Trump linked the meeting to what he described as an “excellent,” two-and-a-half-hour phone conversation with Vladimir Putin. The president said he believes Putin wants peace, even as Russia launched another round of attacks on Ukraine while Zelenskyy traveled to the United States for talks, according to the report.

Standing with Zelenskyy after their meeting, Trump said, “Russia wants to see Ukraine succeed,” and he repeatedly praised Zelenskyy as “brave.” Trump and Zelenskyy both pointed to unresolved issues, including whether Russia can retain Ukrainian territory it controls and how future security guarantees for Ukraine should be structured so it is not invaded again.

After the sit-down, the leaders said they planned calls to a broad set of European leaders. Trump and Zelenskyy included European Commission President Ursula von der Leyen and the leaders of Finland, France, Germany, the United Kingdom and Poland among those they planned to contact.

The Ukrainian president said Trump agreed to host that group again, possibly at the White House, sometime in January. Trump said the meeting could take place in Washington, or “someplace,” while Zelenskyy thanked Trump for his work and said, “Ukraine is ready for peace.”

Trump also said he would follow the Florida meeting with another call to Putin. Earlier Sunday, Putin’s foreign affairs adviser Yuri Ushakov said the call between Trump and Putin was initiated by the U.S. side and described it as “friendly, benevolent and businesslike,” while adding that Trump and Putin agreed to speak again “promptly” after Trump’s meeting with Zelenskyy.

Ushakov said there would need to be a “bold, responsible, political decision” from Kyiv on issues including Donbas for a “complete cessation” of hostilities. The report described the future of the Donbas region as a central sticking point, with Trump saying the sides were inching closer to agreement on a “very tough issue,” and Zelenskyy responding that their positions on Donbas differ from Russia’s.

The meeting underscored what the report described as recent momentum in U.S.-brokered drafts of peace proposals. Zelenskyy told reporters Friday that a 20-point draft proposal negotiators have discussed was “about 90% ready,” and the report said the optimism echoed a figure U.S. officials had conveyed when Trump’s chief negotiators met with Zelenskyy in Berlin earlier this month.

The report said the U.S. agreed to offer security guarantees to Ukraine similar to those offered to other NATO members. It added that the proposal came as Zelenskyy said he was prepared to drop Ukraine’s bid to join the security alliance if Ukraine received NATO-like protection designed to safeguard it against future Russian attacks.

Zelenskyy also had talks Christmas Day with U.S. special envoy Steve Witkoff and Jared Kushner, Trump’s son-in-law.
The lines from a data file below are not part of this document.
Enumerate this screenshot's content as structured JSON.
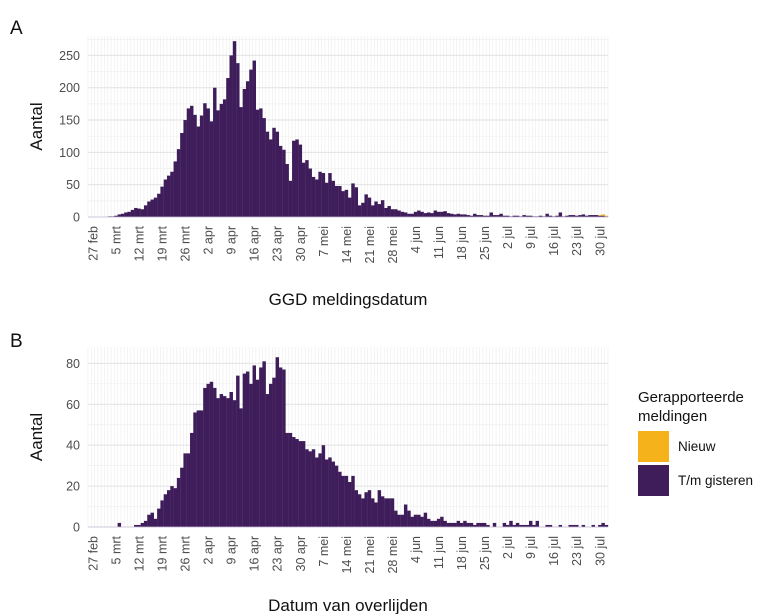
{
  "chart_data": [
    {
      "type": "bar",
      "panel_label": "A",
      "title": "",
      "xlabel": "GGD meldingsdatum",
      "ylabel": "Aantal",
      "ylim": [
        0,
        280
      ],
      "yticks": [
        0,
        50,
        100,
        150,
        200,
        250
      ],
      "xlim": [
        "2020-02-26",
        "2020-08-02"
      ],
      "xticks": [
        "27 feb",
        "5 mrt",
        "12 mrt",
        "19 mrt",
        "26 mrt",
        "2 apr",
        "9 apr",
        "16 apr",
        "23 apr",
        "30 apr",
        "7 mei",
        "14 mei",
        "21 mei",
        "28 mei",
        "4 jun",
        "11 jun",
        "18 jun",
        "25 jun",
        "2 jul",
        "9 jul",
        "16 jul",
        "23 jul",
        "30 jul"
      ],
      "grid": true,
      "stacked": true,
      "dates": [
        "27 feb",
        "28 feb",
        "29 feb",
        "1 mrt",
        "2 mrt",
        "3 mrt",
        "4 mrt",
        "5 mrt",
        "6 mrt",
        "7 mrt",
        "8 mrt",
        "9 mrt",
        "10 mrt",
        "11 mrt",
        "12 mrt",
        "13 mrt",
        "14 mrt",
        "15 mrt",
        "16 mrt",
        "17 mrt",
        "18 mrt",
        "19 mrt",
        "20 mrt",
        "21 mrt",
        "22 mrt",
        "23 mrt",
        "24 mrt",
        "25 mrt",
        "26 mrt",
        "27 mrt",
        "28 mrt",
        "29 mrt",
        "30 mrt",
        "31 mrt",
        "1 apr",
        "2 apr",
        "3 apr",
        "4 apr",
        "5 apr",
        "6 apr",
        "7 apr",
        "8 apr",
        "9 apr",
        "10 apr",
        "11 apr",
        "12 apr",
        "13 apr",
        "14 apr",
        "15 apr",
        "16 apr",
        "17 apr",
        "18 apr",
        "19 apr",
        "20 apr",
        "21 apr",
        "22 apr",
        "23 apr",
        "24 apr",
        "25 apr",
        "26 apr",
        "27 apr",
        "28 apr",
        "29 apr",
        "30 apr",
        "1 mei",
        "2 mei",
        "3 mei",
        "4 mei",
        "5 mei",
        "6 mei",
        "7 mei",
        "8 mei",
        "9 mei",
        "10 mei",
        "11 mei",
        "12 mei",
        "13 mei",
        "14 mei",
        "15 mei",
        "16 mei",
        "17 mei",
        "18 mei",
        "19 mei",
        "20 mei",
        "21 mei",
        "22 mei",
        "23 mei",
        "24 mei",
        "25 mei",
        "26 mei",
        "27 mei",
        "28 mei",
        "29 mei",
        "30 mei",
        "31 mei",
        "1 jun",
        "2 jun",
        "3 jun",
        "4 jun",
        "5 jun",
        "6 jun",
        "7 jun",
        "8 jun",
        "9 jun",
        "10 jun",
        "11 jun",
        "12 jun",
        "13 jun",
        "14 jun",
        "15 jun",
        "16 jun",
        "17 jun",
        "18 jun",
        "19 jun",
        "20 jun",
        "21 jun",
        "22 jun",
        "23 jun",
        "24 jun",
        "25 jun",
        "26 jun",
        "27 jun",
        "28 jun",
        "29 jun",
        "30 jun",
        "1 jul",
        "2 jul",
        "3 jul",
        "4 jul",
        "5 jul",
        "6 jul",
        "7 jul",
        "8 jul",
        "9 jul",
        "10 jul",
        "11 jul",
        "12 jul",
        "13 jul",
        "14 jul",
        "15 jul",
        "16 jul",
        "17 jul",
        "18 jul",
        "19 jul",
        "20 jul",
        "21 jul",
        "22 jul",
        "23 jul",
        "24 jul",
        "25 jul",
        "26 jul",
        "27 jul",
        "28 jul",
        "29 jul",
        "30 jul",
        "31 jul",
        "1 aug"
      ],
      "series": [
        {
          "name": "T/m gisteren",
          "color": "#3f1d5b",
          "values": [
            0,
            0,
            0,
            0,
            0,
            1,
            1,
            2,
            4,
            5,
            7,
            8,
            11,
            14,
            13,
            12,
            18,
            24,
            27,
            30,
            36,
            47,
            58,
            64,
            70,
            86,
            105,
            130,
            150,
            168,
            172,
            158,
            140,
            157,
            176,
            168,
            148,
            200,
            165,
            175,
            182,
            215,
            250,
            272,
            238,
            170,
            198,
            210,
            228,
            242,
            166,
            168,
            153,
            132,
            120,
            138,
            132,
            110,
            104,
            82,
            56,
            118,
            120,
            112,
            84,
            88,
            75,
            62,
            58,
            70,
            68,
            53,
            68,
            56,
            48,
            48,
            40,
            42,
            30,
            52,
            46,
            18,
            22,
            35,
            30,
            18,
            24,
            20,
            26,
            14,
            17,
            12,
            12,
            10,
            8,
            7,
            5,
            5,
            8,
            10,
            8,
            6,
            7,
            6,
            10,
            8,
            8,
            9,
            6,
            5,
            4,
            5,
            4,
            4,
            3,
            2,
            5,
            3,
            3,
            2,
            2,
            7,
            3,
            3,
            5,
            2,
            2,
            1,
            2,
            2,
            1,
            3,
            2,
            2,
            1,
            1,
            2,
            1,
            5,
            2,
            1,
            2,
            7,
            1,
            2,
            3,
            3,
            2,
            3,
            4,
            2,
            3,
            3,
            3,
            2,
            2,
            1
          ]
        },
        {
          "name": "Nieuw",
          "color": "#f5b21b",
          "values": [
            0,
            0,
            0,
            0,
            0,
            0,
            0,
            0,
            0,
            0,
            0,
            0,
            0,
            0,
            0,
            0,
            0,
            0,
            0,
            0,
            0,
            0,
            0,
            0,
            0,
            0,
            0,
            0,
            0,
            0,
            0,
            0,
            0,
            0,
            0,
            0,
            0,
            0,
            0,
            0,
            0,
            0,
            0,
            0,
            0,
            0,
            0,
            0,
            0,
            0,
            0,
            0,
            0,
            0,
            0,
            0,
            0,
            0,
            0,
            0,
            0,
            0,
            0,
            0,
            0,
            0,
            0,
            0,
            0,
            0,
            0,
            0,
            0,
            0,
            0,
            0,
            0,
            0,
            0,
            0,
            0,
            0,
            0,
            0,
            0,
            0,
            0,
            0,
            0,
            0,
            0,
            0,
            0,
            0,
            0,
            0,
            0,
            0,
            0,
            0,
            0,
            0,
            0,
            0,
            0,
            0,
            0,
            0,
            0,
            0,
            0,
            0,
            0,
            0,
            0,
            0,
            0,
            0,
            0,
            0,
            0,
            0,
            0,
            0,
            0,
            0,
            0,
            0,
            0,
            0,
            0,
            0,
            0,
            0,
            0,
            0,
            0,
            0,
            0,
            0,
            0,
            0,
            0,
            0,
            0,
            0,
            0,
            0,
            0,
            0,
            0,
            0,
            0,
            0,
            1,
            2,
            1
          ]
        }
      ]
    },
    {
      "type": "bar",
      "panel_label": "B",
      "title": "",
      "xlabel": "Datum van overlijden",
      "ylabel": "Aantal",
      "ylim": [
        0,
        88
      ],
      "yticks": [
        0,
        20,
        40,
        60,
        80
      ],
      "xlim": [
        "2020-02-26",
        "2020-08-02"
      ],
      "xticks": [
        "27 feb",
        "5 mrt",
        "12 mrt",
        "19 mrt",
        "26 mrt",
        "2 apr",
        "9 apr",
        "16 apr",
        "23 apr",
        "30 apr",
        "7 mei",
        "14 mei",
        "21 mei",
        "28 mei",
        "4 jun",
        "11 jun",
        "18 jun",
        "25 jun",
        "2 jul",
        "9 jul",
        "16 jul",
        "23 jul",
        "30 jul"
      ],
      "grid": true,
      "stacked": true,
      "dates": [
        "27 feb",
        "28 feb",
        "29 feb",
        "1 mrt",
        "2 mrt",
        "3 mrt",
        "4 mrt",
        "5 mrt",
        "6 mrt",
        "7 mrt",
        "8 mrt",
        "9 mrt",
        "10 mrt",
        "11 mrt",
        "12 mrt",
        "13 mrt",
        "14 mrt",
        "15 mrt",
        "16 mrt",
        "17 mrt",
        "18 mrt",
        "19 mrt",
        "20 mrt",
        "21 mrt",
        "22 mrt",
        "23 mrt",
        "24 mrt",
        "25 mrt",
        "26 mrt",
        "27 mrt",
        "28 mrt",
        "29 mrt",
        "30 mrt",
        "31 mrt",
        "1 apr",
        "2 apr",
        "3 apr",
        "4 apr",
        "5 apr",
        "6 apr",
        "7 apr",
        "8 apr",
        "9 apr",
        "10 apr",
        "11 apr",
        "12 apr",
        "13 apr",
        "14 apr",
        "15 apr",
        "16 apr",
        "17 apr",
        "18 apr",
        "19 apr",
        "20 apr",
        "21 apr",
        "22 apr",
        "23 apr",
        "24 apr",
        "25 apr",
        "26 apr",
        "27 apr",
        "28 apr",
        "29 apr",
        "30 apr",
        "1 mei",
        "2 mei",
        "3 mei",
        "4 mei",
        "5 mei",
        "6 mei",
        "7 mei",
        "8 mei",
        "9 mei",
        "10 mei",
        "11 mei",
        "12 mei",
        "13 mei",
        "14 mei",
        "15 mei",
        "16 mei",
        "17 mei",
        "18 mei",
        "19 mei",
        "20 mei",
        "21 mei",
        "22 mei",
        "23 mei",
        "24 mei",
        "25 mei",
        "26 mei",
        "27 mei",
        "28 mei",
        "29 mei",
        "30 mei",
        "31 mei",
        "1 jun",
        "2 jun",
        "3 jun",
        "4 jun",
        "5 jun",
        "6 jun",
        "7 jun",
        "8 jun",
        "9 jun",
        "10 jun",
        "11 jun",
        "12 jun",
        "13 jun",
        "14 jun",
        "15 jun",
        "16 jun",
        "17 jun",
        "18 jun",
        "19 jun",
        "20 jun",
        "21 jun",
        "22 jun",
        "23 jun",
        "24 jun",
        "25 jun",
        "26 jun",
        "27 jun",
        "28 jun",
        "29 jun",
        "30 jun",
        "1 jul",
        "2 jul",
        "3 jul",
        "4 jul",
        "5 jul",
        "6 jul",
        "7 jul",
        "8 jul",
        "9 jul",
        "10 jul",
        "11 jul",
        "12 jul",
        "13 jul",
        "14 jul",
        "15 jul",
        "16 jul",
        "17 jul",
        "18 jul",
        "19 jul",
        "20 jul",
        "21 jul",
        "22 jul",
        "23 jul",
        "24 jul",
        "25 jul",
        "26 jul",
        "27 jul",
        "28 jul",
        "29 jul",
        "30 jul",
        "31 jul",
        "1 aug"
      ],
      "series": [
        {
          "name": "T/m gisteren",
          "color": "#3f1d5b",
          "values": [
            0,
            0,
            0,
            0,
            0,
            0,
            0,
            0,
            2,
            0,
            0,
            0,
            0,
            1,
            1,
            2,
            3,
            6,
            7,
            4,
            9,
            13,
            16,
            18,
            20,
            19,
            24,
            29,
            36,
            36,
            46,
            56,
            57,
            57,
            68,
            70,
            71,
            68,
            63,
            65,
            64,
            63,
            66,
            62,
            74,
            58,
            75,
            76,
            70,
            79,
            72,
            78,
            81,
            65,
            70,
            73,
            83,
            78,
            77,
            46,
            46,
            44,
            43,
            42,
            42,
            38,
            37,
            38,
            34,
            36,
            40,
            33,
            34,
            32,
            30,
            27,
            25,
            25,
            22,
            25,
            18,
            16,
            14,
            17,
            18,
            14,
            12,
            18,
            15,
            14,
            14,
            14,
            8,
            6,
            6,
            11,
            8,
            5,
            6,
            6,
            5,
            7,
            4,
            3,
            3,
            4,
            5,
            3,
            2,
            2,
            2,
            3,
            2,
            3,
            2,
            2,
            1,
            2,
            2,
            2,
            1,
            0,
            2,
            0,
            0,
            2,
            1,
            3,
            1,
            2,
            1,
            1,
            1,
            3,
            1,
            3,
            0,
            0,
            1,
            1,
            0,
            0,
            1,
            0,
            0,
            1,
            1,
            1,
            0,
            1,
            0,
            0,
            1,
            0,
            1,
            2,
            1
          ]
        },
        {
          "name": "Nieuw",
          "color": "#f5b21b",
          "values": [
            0,
            0,
            0,
            0,
            0,
            0,
            0,
            0,
            0,
            0,
            0,
            0,
            0,
            0,
            0,
            0,
            0,
            0,
            0,
            0,
            0,
            0,
            0,
            0,
            0,
            0,
            0,
            0,
            0,
            0,
            0,
            0,
            0,
            0,
            0,
            0,
            0,
            0,
            0,
            0,
            0,
            0,
            0,
            0,
            0,
            0,
            0,
            0,
            0,
            0,
            0,
            0,
            0,
            0,
            0,
            0,
            0,
            0,
            0,
            0,
            0,
            0,
            0,
            0,
            0,
            0,
            0,
            0,
            0,
            0,
            0,
            0,
            0,
            0,
            0,
            0,
            0,
            0,
            0,
            0,
            0,
            0,
            0,
            0,
            0,
            0,
            0,
            0,
            0,
            0,
            0,
            0,
            0,
            0,
            0,
            0,
            0,
            0,
            0,
            0,
            0,
            0,
            0,
            0,
            0,
            0,
            0,
            0,
            0,
            0,
            0,
            0,
            0,
            0,
            0,
            0,
            0,
            0,
            0,
            0,
            0,
            0,
            0,
            0,
            0,
            0,
            0,
            0,
            0,
            0,
            0,
            0,
            0,
            0,
            0,
            0,
            0,
            0,
            0,
            0,
            0,
            0,
            0,
            0,
            0,
            0,
            0,
            0,
            0,
            0,
            0,
            0,
            0,
            0,
            0,
            0,
            0
          ]
        }
      ]
    }
  ],
  "legend": {
    "title": "Gerapporteerde meldingen",
    "items": [
      {
        "label": "Nieuw",
        "color": "#f5b21b"
      },
      {
        "label": "T/m gisteren",
        "color": "#3f1d5b"
      }
    ]
  }
}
Zelenskyy said they discussed “certain substantive details” and cautioned that “there is still work to be done on sensitive issues” and that the “weeks ahead may also be intensive.”

The report said Trump has sought to end the war for much of his first year back in office while publicly describing the challenge as complex. It also noted that Trump, as a candidate in 2024, had previously argued he could resolve the conflict quickly, and that he has since emphasized the difficulty of negotiations.

On Ukraine’s side, Zelenskyy has said he would be willing to withdraw troops from the country’s eastern industrial heartland if Russia also pulls back and the area becomes a demilitarized zone monitored by international forces, the report said. On Russia’s side, the report said Putin has publicly demanded recognition of Russian control over areas Russia has captured in four key regions and the Crimean Peninsula, which Russia annexed in 2014, and that Kyiv has rejected those demands.